How to Apply a Function to Every Element in a List in Python
Transforming a list of data, known as mapping, is a fundamental operation in programming. Whether you need to square numbers, uppercase strings, or parse objects, Python offers several effective approaches.
This guide covers the three main techniques and when to use each one.
Using List Comprehensions
For most cases, list comprehensions are the recommended approach. They are readable, fast, and considered the most Pythonic solution.

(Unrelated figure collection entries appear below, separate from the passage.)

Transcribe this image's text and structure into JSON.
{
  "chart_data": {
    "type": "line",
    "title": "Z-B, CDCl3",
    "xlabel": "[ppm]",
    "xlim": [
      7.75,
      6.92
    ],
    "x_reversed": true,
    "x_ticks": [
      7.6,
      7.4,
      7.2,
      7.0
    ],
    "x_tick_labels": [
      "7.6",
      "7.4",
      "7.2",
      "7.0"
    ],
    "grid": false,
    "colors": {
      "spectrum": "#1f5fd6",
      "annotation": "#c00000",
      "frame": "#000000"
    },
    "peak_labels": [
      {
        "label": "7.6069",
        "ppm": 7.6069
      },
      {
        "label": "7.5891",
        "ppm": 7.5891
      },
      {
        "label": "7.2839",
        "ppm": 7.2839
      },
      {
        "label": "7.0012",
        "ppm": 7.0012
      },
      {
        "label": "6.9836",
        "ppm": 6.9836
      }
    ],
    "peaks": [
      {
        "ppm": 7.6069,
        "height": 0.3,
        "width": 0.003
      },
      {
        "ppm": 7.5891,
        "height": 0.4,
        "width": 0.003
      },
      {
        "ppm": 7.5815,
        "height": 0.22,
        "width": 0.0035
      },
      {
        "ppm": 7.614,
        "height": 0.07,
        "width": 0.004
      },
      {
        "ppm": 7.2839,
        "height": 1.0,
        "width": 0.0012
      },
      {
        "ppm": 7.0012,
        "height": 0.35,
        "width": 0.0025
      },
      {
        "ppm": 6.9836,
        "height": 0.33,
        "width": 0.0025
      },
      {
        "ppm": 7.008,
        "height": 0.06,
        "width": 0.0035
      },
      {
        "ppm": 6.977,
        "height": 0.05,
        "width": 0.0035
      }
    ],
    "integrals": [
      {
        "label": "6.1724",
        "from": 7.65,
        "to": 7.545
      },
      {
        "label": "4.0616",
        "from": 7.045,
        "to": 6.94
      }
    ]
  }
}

prices = [10.00, 20.00, 30.00]
# Add 10% tax to every price
taxed_prices = [price * 1.10 for price in prices]
print(taxed_prices)
Output:
[11.0, 22.0, 33.0]
Applying Custom Functions
def format_currency(amount: float) -> str:
return f"${amount:.2f}"
prices = [10.00, 20.00, 30.00]
formatted = [format_currency(price) for price in prices]
print(formatted)
Output:
['$10.00', '$20.00', '$30.00']
Filtering While Transforming
List comprehensions can filter and transform in a single expression:
numbers = range(10)
# Square only even numbers
even_squares = [x ** 2 for x in numbers if x % 2 == 0]
print(even_squares)
Output:
[0, 4, 16, 36, 64]
Using the map() Function
The map() function comes from functional programming. It applies a function to every item in an iterable.
names = ["alice", "bob", "charlie"]
# Apply str.upper to each name
upper_names = list(map(str.upper, names))
print(upper_names)
Output:
['ALICE', 'BOB', 'CHARLIE']
The map() function returns an iterator, not a list. You must wrap it with list() if you need to access elements multiple times or see the results directly.

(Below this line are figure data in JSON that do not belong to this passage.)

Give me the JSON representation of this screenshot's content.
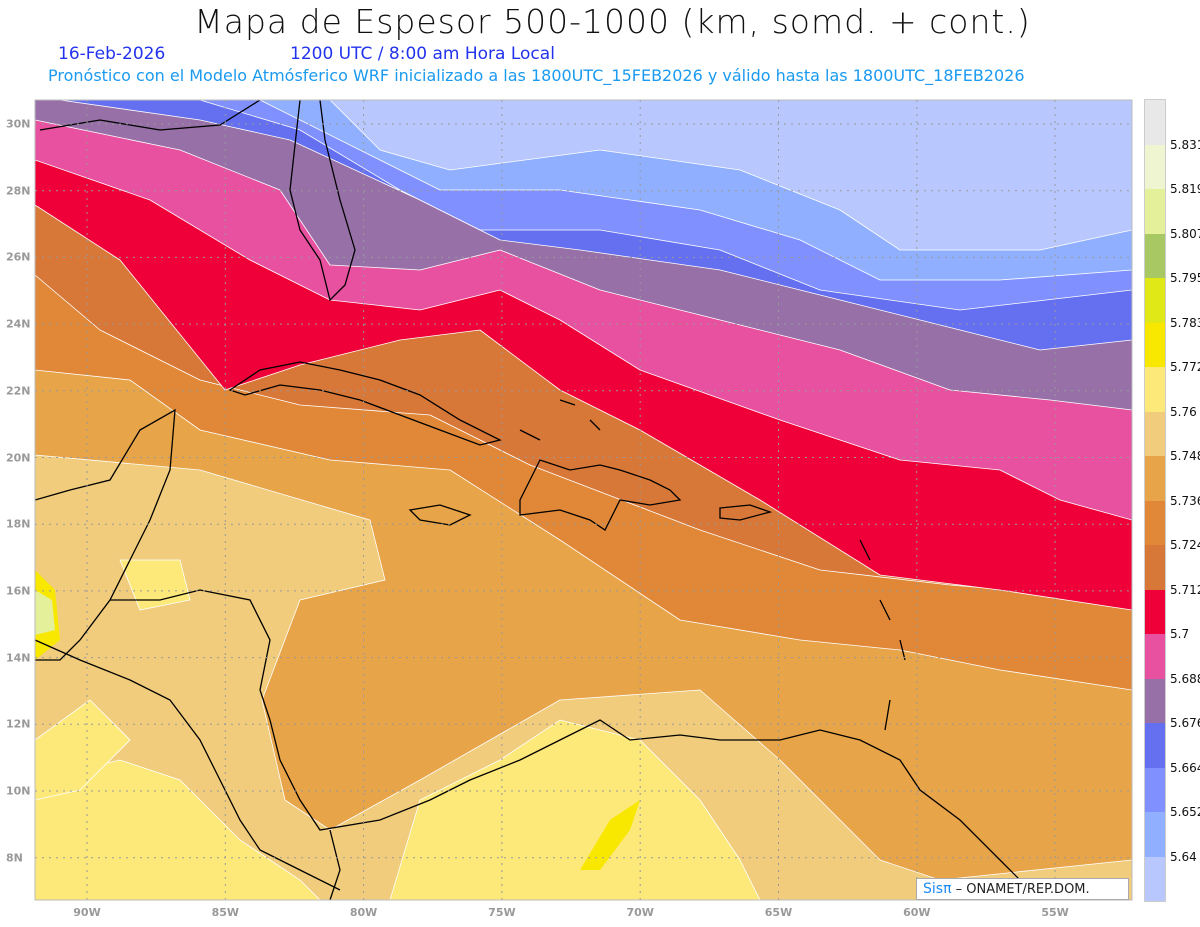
{
  "header": {
    "title": "Mapa de Espesor 500-1000 (km, somd. + cont.)",
    "date": "16-Feb-2026",
    "time": "1200 UTC / 8:00 am Hora Local",
    "subtitle": "Pronóstico con el Modelo Atmósferico WRF inicializado a las 1800UTC_15FEB2026 y válido hasta las  1800UTC_18FEB2026"
  },
  "colorbar": {
    "colors": [
      "#e8e8e8",
      "#eef5d0",
      "#e4f09a",
      "#a8c864",
      "#e0e818",
      "#f8e800",
      "#fde87a",
      "#f0cc7c",
      "#e8a448",
      "#e08838",
      "#d87838",
      "#f00038",
      "#e850a0",
      "#9870a8",
      "#6470f0",
      "#8090ff",
      "#90b0ff",
      "#b8c8ff"
    ],
    "labels": [
      "5.831",
      "5.819",
      "5.807",
      "5.795",
      "5.783",
      "5.772",
      "5.76",
      "5.748",
      "5.736",
      "5.724",
      "5.712",
      "5.7",
      "5.688",
      "5.676",
      "5.664",
      "5.652",
      "5.64"
    ]
  },
  "axes": {
    "lat_labels": [
      "30N",
      "28N",
      "26N",
      "24N",
      "22N",
      "20N",
      "18N",
      "16N",
      "14N",
      "12N",
      "10N",
      "8N"
    ],
    "lon_labels": [
      "90W",
      "85W",
      "80W",
      "75W",
      "70W",
      "65W",
      "60W",
      "55W"
    ]
  },
  "credit": {
    "brand": "Sisπ",
    "text": " – ONAMET/REP.DOM."
  }
}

Using map() with Lambda Functions
numbers = [1, 2, 3, 4, 5]
squared = list(map(lambda x: x ** 2, numbers))
print(squared)
Output:
[1, 4, 9, 16, 25]
Mapping Multiple Iterables
The map() function can apply a function to corresponding elements from multiple iterables:
prices = [100, 200, 300]
discounts = [0.1, 0.2, 0.15]
final_prices = list(map(lambda p, d: p * (1 - d), prices, discounts))
print(final_prices)
Output:
[90.0, 160.0, 255.0]
Using NumPy for Numerical Data
When working with large numerical datasets, standard Python lists become slow. NumPy arrays support vectorization, which applies operations to entire arrays at once using optimized C code.
import numpy as np
numbers = np.array([1, 2, 3, 4, 5])
# Operations apply to all elements simultaneously
squared = numbers ** 2
doubled = numbers * 2
roots = np.sqrt(numbers)
print(f"Squared: {squared}")
print(f"Doubled: {doubled}")
print(f"Roots: {roots}")
Output:
Squared: [ 1 4 9 16 25]
Doubled: [ 2 4 6 8 10]
Roots: [1. 1.41421356 1.73205081 2. 2.23606798]
Applying Custom Functions with NumPy
Use np.vectorize() to apply custom Python functions to arrays:
import numpy as np
def classify_score(score):
if score >= 90:
return 'A'
elif score >= 80:
return 'B'
elif score >= 70:
return 'C'
return 'F'
scores = np.array([95, 82, 67, 73, 88])
classify = np.vectorize(classify_score)
grades = classify(scores)
print(grades)
Output:
['A' 'B' 'F' 'C' 'B']
While np.vectorize() is convenient, it doesn't provide the same performance benefits as true NumPy vectorization. For maximum speed, use built-in NumPy operations and np.where() for conditional logic.
Choosing the Right Method
| Method | Syntax | Best For |
|---|---|---|
| List Comprehension | [f(x) for x in items] | General use. Best readability and flexibility. |
map() | map(func, items) | When you have an existing function to apply. |
| NumPy | array * 2 | Large numerical datasets. Essential for data science. |
Performance Comparison
For small to medium lists, the performance difference is negligible. For large datasets:
import time
import numpy as np
# Create a large dataset
data = list(range(1_000_000))
np_data = np.array(data)
# List comprehension
start = time.time()
result = [x * 2 for x in data]
print(f"List comprehension: {time.time() - start:.4f}s")
# map()
start = time.time()
result = list(map(lambda x: x * 2, data))
print(f"map(): {time.time() - start:.4f}s")
# NumPy
start = time.time()
result = np_data * 2
print(f"NumPy: {time.time() - start:.4f}s")
Typical Output:
List comprehension: 0.0272s
map(): 0.1681s
NumPy: 0.0078s
Summary
- Use list comprehensions as your default choice for readability and flexibility.
- Use
map()when applying an existing function, especially with multiple iterables. - Use NumPy for numerical computations on large datasets where performance matters.